Macy's Inc quarterly earnings missed analysts' estimates and the department store operator slashed its full-year same-store sales forecast, driving the stock down 5.5 percent to $56.47.
Other major retailers, including Wal-Mart Stores Inc , are expected to report results on Thursday. Wal-Mart shares slipped 0.3 percent to $74.03.
Although the weak retail data pointed to some loss of momentum in the economy, the July reading could give the Federal Reserve more support to move slowly on raising interest rates, a situation that favours investors in equities.
All 10 S&P primary sector indexes gained, even as some heavyweights' stocks plunged on missed earnings and downgraded revenue forecasts.
Biotech shares surged, with the Nasdaq Biotech Index climbing 2.1 percent in sync with a rally in the stocks of InterMune Inc and Jazz Pharmaceuticals PLC.
The Dow Jones Transportation Average gained 0.7 percent.
The Dow Jones industrial average rose 91.13 points, or 0.55 percent, to close at 16,651.67. The S&P 500 was up 12.97 points, or 0.67 percent, to close at 1,946.72. The Nasdaq Composite added 44.88 points, or 1.02 percent, to end at 4,434.13.
During the regular session, an S&P index of healthcare stocks jumped 1.2 percent and led the S&P 500 higher. Vertex Pharmaceuticals shares, the biggest gainer in the S&P 500 healthcare sector, shot up 3.9 percent to $88.75.
About 4.7 billion shares traded on all US platforms, according to BATS exchange data, compared with the five-day average of 5.7 billion.
European stock markets recovered ground, lifted by gains in the shares of utility E.ON and insurer Swiss Life after forecast-beating results.
However, economic sanctions over Ukraine and the broader risks posed by conflict between Kiev's forces and pro-Russian separatists limited the market's rebound from a recent sharp slide.
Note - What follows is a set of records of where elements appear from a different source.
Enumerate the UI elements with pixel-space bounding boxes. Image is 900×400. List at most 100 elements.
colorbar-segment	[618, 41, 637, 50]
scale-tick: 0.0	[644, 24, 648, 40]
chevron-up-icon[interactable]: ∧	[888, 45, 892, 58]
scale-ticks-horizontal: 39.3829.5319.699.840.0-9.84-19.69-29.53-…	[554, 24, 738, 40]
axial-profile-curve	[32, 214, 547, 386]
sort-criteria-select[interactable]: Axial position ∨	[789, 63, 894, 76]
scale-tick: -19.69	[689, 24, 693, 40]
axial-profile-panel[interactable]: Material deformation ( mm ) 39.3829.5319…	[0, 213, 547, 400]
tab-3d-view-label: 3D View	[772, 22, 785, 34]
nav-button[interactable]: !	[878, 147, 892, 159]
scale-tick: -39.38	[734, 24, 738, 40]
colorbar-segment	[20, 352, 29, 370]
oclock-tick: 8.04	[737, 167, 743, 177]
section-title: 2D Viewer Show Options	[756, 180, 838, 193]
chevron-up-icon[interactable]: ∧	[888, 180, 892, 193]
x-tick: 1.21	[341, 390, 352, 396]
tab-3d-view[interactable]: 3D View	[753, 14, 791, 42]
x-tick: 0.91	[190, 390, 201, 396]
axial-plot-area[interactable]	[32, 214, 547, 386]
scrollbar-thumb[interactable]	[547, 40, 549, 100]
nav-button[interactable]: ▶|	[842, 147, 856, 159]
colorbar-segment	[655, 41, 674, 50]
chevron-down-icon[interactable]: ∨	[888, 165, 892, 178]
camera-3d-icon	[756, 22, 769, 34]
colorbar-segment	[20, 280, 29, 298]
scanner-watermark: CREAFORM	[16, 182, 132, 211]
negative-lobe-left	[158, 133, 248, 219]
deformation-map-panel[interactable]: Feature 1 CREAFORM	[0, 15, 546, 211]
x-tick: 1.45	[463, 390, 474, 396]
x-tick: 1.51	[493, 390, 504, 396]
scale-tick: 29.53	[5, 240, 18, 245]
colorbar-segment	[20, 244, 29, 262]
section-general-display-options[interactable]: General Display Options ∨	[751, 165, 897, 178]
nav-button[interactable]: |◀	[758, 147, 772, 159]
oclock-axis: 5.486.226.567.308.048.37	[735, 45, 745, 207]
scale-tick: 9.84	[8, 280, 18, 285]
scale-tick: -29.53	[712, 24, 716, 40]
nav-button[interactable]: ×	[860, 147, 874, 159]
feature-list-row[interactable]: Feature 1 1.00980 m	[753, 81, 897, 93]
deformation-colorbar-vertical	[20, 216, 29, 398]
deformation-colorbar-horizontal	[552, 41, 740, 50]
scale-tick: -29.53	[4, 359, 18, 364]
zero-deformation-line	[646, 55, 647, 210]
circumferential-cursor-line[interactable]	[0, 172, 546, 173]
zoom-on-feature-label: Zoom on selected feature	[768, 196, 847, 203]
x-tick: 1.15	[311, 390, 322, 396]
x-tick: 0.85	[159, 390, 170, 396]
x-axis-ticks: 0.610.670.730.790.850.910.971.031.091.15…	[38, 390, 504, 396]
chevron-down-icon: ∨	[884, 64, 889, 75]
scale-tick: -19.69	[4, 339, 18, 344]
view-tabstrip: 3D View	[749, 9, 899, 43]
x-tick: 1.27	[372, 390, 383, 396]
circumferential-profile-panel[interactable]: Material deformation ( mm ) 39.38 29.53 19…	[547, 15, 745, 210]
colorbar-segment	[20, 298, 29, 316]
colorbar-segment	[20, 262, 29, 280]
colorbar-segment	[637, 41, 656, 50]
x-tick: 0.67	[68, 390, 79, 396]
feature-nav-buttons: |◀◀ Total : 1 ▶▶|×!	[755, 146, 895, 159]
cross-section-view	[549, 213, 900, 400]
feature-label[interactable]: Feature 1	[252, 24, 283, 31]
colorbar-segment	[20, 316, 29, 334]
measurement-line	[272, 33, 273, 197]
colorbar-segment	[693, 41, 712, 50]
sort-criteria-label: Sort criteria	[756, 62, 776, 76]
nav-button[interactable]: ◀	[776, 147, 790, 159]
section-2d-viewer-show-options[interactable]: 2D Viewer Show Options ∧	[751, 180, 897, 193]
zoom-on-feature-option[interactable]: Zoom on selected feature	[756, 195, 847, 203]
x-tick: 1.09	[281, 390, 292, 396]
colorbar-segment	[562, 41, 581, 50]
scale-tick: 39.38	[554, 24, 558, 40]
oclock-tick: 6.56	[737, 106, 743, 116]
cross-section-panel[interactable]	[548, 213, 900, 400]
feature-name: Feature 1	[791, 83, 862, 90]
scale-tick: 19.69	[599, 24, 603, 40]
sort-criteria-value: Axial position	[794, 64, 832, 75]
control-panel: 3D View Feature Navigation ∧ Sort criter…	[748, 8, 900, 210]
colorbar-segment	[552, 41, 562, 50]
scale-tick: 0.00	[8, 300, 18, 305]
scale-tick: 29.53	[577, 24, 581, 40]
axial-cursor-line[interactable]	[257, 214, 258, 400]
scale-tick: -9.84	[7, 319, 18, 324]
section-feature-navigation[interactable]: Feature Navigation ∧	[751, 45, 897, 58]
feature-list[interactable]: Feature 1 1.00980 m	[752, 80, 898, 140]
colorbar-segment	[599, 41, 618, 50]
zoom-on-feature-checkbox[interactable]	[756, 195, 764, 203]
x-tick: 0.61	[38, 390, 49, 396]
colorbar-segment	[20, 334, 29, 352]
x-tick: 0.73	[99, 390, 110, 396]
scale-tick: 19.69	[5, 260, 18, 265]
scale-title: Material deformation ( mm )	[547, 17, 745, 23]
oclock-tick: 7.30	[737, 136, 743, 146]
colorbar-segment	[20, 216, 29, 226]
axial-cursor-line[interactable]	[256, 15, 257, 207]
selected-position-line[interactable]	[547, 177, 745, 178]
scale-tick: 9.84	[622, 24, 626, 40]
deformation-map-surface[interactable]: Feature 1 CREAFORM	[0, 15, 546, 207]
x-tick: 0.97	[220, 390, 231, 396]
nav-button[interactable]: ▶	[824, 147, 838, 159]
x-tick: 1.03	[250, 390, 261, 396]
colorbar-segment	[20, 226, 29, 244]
Investors are also worried that Europe's economic recovery remains muted. Ukraine tensions were assigned some of the blame for data that showed an unexpected contraction in euro zone industrial production in June.
The pan-European FTSEurofirst 300 index, which had hit a 6-1/2 year high in late June but then fell back some 5 percent due to the Ukraine crisis, closed up by 0.4 percent at 1,325.46 points.
A 4.8 percent rise at E.ON gave one of the biggest lifts to the FTSEurofirst 300.
Even though E.ON posted a drop in interim profits, with a warning the Ukraine crisis would hurt its Russian earnings, its shares rose as the results beat analysts' forecasts.
Swiss Life also surged 7.1 percent after Switzerland's largest dedicated life insurer beat expectations with a slight rise in first-half net income, buoyed by a strong performance in its home market.
September Brent crude futures, which expire on Thursday, fell as low as $102.37, the weakest for a front-month price since July 1, 2013, before bouncing 1 percent higher on the day to $104.08 as turmoil in Iraq and Libya kept concerns about potential supply disruptions in focus.
The outlook on prices, however, continues to be bearish.
OPEC output rose to a five-month high of 30.44 million barrels per day in July as increased production from Saudi Arabia and Libya more than offset declines in Iraq, Iran and Nigeria.
US crude was down 2 cents at $97.35.